E se ecologia implica un sistema di relazioni e interazioni, il mantenimento di un adeguato equilibrio del nostro ambiente naturale è possibile solo quando siamo in grado di favorire un’ “ecologia umana”:  rapporti umani e interazioni che rispettino la dignità delle persone e il diritto alla vita, il bene comune e la natura stessa.

Perché custodire l’ambiente non significa solo difendere la terra, l’acqua e l’aria come doni della creazione che appartengono a tutti, è soprattutto una questione di proteggere l’umanità dall’autodistruzione. “L’uomo sarà in grado di rispettare le altre creature solo se mantiene il senso della vita nel suo cuore”.

Costruire una nuova cultura nei confronti dell’ambiente significa evidenziarne la valenza di questione morale. “ La distruzione della natura è causata da una negligenza ecologica che trova riscontro a breve termine negli interessi economici e nella ricerca egoistica del profitto: quindi, in ultima analisi, in una mancanza di valori evangelici”. Per una soluzione adeguata occorrerà andare alla fonte del problema, affrontando nel suo insieme la profonda crisi morale di cui la distruzione dell’ambiente è solo un aspetto  inquietante.

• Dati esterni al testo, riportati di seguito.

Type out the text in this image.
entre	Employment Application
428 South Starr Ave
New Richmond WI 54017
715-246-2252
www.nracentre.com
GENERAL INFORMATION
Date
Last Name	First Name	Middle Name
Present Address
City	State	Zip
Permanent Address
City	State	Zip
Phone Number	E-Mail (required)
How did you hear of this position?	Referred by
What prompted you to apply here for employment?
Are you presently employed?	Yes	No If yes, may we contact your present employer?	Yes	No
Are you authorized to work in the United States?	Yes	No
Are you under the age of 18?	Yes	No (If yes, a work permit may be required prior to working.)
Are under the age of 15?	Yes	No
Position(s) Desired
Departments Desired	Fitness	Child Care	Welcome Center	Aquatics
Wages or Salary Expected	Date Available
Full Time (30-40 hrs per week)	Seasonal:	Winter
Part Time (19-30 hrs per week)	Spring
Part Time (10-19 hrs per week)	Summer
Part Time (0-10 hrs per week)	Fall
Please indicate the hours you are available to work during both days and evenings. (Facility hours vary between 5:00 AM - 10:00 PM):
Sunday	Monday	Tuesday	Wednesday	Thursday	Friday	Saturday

http://www.cccb.ca/site/images/stories/pdf/Enseignement_de_lglise_sur_lenvironnement.pdf

http://www.cccb.ca/site/images/stories/pdf/Church_Teaching_on_the_Environment.pdf

“La creazione è stata affidata all’umanità nel suo complesso e non ad una singola persona, un gruppo o una nazione, le sue risorse e la responsabilità della sua cura devono essere condivise da tutti”. Da qui la solidarietà e condivisione tra individui, popoli e nazioni, così come la solidarietà  intergenerazionale nei confronti delle generazioni future. Fondamentale è la condivisione con i poveri della terra in termini di giustizia e bene comune: dal momento che il degrado ambientale è spesso legato alla povertà, la solidarietà esige di affrontare le cause strutturali della povertà.

Sono i governi, non le chiese, ad aver l’obbligo di individuare le soluzioni tecniche più adeguate, ma non c’è tempo da perdere.